Visceral Leishmaniasis: Immunoregulation of Host Response to Antileishmanial Chemotherapy and Immunochemotherapy
Various host immunologic mechanisms, largely T [Th1] cell-dependent, regulate the in vivo capacity to respond to antileishmanial chemotherapy. Using pentavalent antimony and amphotericin B as two distinct pharmacologic probes in L. donovani-infected mice, this project examines the host mechanisms that determine or can enhance initial in-vivo host responsiveness to chemotherapy, and/or regulate subsequent prevention of posttreatment relapse. The work is focused on the interaction of antileishmanial chemotherapy with amplified cytokine-induced macrophage activation, chemokine-induced granuloma assembly, CD4 and CD8 cell responses, activating and deactivating mechanisms (cytokines, receptors, intracellular signaling), and immunologic effects induced by chemotherapy itself. The goal of the project is to employ immunochemotherapy to improve treatment-induced outcome in visceral leishmaniasis - both the initial host response to chemotherapy and the long-term prevention of relapse in this intracellular protozoal infection.

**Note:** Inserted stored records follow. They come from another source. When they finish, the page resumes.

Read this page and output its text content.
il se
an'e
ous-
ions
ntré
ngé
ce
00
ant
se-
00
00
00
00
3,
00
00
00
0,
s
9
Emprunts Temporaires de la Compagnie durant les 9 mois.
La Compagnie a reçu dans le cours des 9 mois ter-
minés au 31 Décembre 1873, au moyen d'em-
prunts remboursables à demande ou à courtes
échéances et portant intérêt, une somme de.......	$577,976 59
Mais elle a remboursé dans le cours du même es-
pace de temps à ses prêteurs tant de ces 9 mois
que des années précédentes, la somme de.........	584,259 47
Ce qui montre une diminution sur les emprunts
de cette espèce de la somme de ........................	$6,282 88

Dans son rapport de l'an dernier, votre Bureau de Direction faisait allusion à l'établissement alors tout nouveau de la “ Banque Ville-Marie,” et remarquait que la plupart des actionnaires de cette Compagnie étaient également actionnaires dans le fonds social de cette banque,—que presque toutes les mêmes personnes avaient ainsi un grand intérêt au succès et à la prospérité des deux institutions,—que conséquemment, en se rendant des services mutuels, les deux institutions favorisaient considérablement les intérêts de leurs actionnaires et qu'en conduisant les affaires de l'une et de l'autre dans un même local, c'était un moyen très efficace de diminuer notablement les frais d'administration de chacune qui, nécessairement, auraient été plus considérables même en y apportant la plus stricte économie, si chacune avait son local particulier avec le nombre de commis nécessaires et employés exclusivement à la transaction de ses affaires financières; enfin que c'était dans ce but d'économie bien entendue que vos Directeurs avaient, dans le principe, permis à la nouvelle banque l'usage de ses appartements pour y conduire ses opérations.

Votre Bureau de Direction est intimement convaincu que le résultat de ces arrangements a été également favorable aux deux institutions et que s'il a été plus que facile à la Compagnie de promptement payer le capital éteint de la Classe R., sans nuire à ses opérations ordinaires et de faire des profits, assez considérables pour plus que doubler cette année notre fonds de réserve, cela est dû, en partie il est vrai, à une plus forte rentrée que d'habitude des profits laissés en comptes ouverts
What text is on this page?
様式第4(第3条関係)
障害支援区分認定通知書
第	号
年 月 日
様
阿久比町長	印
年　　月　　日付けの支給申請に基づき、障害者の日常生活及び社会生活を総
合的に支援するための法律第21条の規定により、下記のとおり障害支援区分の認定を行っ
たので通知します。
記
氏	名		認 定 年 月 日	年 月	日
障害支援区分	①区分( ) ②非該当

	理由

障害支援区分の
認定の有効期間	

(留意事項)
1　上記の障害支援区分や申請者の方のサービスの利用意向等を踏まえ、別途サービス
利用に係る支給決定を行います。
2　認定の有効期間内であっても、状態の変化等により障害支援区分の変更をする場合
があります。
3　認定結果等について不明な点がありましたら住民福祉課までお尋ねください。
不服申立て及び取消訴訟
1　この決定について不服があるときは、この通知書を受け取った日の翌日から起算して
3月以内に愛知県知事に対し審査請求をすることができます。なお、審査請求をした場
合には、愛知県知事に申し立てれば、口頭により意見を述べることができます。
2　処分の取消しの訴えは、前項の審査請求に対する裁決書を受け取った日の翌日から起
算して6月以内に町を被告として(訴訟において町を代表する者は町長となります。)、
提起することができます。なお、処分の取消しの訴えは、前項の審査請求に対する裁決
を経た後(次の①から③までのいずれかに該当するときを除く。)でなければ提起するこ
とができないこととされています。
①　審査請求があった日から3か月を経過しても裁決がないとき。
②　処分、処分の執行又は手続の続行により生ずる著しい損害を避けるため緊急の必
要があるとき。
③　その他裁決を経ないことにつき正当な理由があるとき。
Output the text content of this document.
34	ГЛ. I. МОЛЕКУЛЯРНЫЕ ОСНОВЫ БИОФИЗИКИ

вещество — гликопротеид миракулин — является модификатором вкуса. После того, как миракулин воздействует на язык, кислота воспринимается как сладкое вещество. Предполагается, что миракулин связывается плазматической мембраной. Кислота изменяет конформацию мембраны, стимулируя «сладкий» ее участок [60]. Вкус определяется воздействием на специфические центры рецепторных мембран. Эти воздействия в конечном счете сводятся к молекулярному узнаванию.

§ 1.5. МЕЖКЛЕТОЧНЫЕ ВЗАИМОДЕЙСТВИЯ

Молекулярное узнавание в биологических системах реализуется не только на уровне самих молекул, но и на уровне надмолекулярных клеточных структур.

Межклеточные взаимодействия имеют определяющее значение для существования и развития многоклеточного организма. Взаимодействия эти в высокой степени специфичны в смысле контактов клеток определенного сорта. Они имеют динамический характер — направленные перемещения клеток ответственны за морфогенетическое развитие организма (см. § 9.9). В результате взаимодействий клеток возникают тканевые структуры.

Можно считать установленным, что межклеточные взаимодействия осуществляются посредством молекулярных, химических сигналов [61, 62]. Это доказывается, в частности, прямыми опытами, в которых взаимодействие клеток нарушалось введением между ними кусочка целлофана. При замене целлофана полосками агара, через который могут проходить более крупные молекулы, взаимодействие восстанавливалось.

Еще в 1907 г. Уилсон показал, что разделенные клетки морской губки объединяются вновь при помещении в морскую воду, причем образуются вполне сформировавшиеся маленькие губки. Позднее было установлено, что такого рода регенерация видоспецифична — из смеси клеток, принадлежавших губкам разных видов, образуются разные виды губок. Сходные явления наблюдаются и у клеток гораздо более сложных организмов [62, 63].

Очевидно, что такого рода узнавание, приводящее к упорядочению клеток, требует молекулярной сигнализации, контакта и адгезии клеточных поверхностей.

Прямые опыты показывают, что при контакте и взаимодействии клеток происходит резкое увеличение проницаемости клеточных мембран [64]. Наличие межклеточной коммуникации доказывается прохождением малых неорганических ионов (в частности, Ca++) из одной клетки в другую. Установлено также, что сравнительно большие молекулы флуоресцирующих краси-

For nearly four decades, Dr. Murray has been working in the area of leishmaniasis (a tropical disease), both in the laboratory and clinically. For 15 years, he carried out clinical treatment trials research in visceral leishmaniasis ("kala-azar") in India. The drug he and colleagues in India introduced and tested for the treatment of kala-azar, miltefosine, was approved by the FDA in March 2014 as the first effective oral agent for leishmaniasis (visceral, cutaneous and mucosal infection).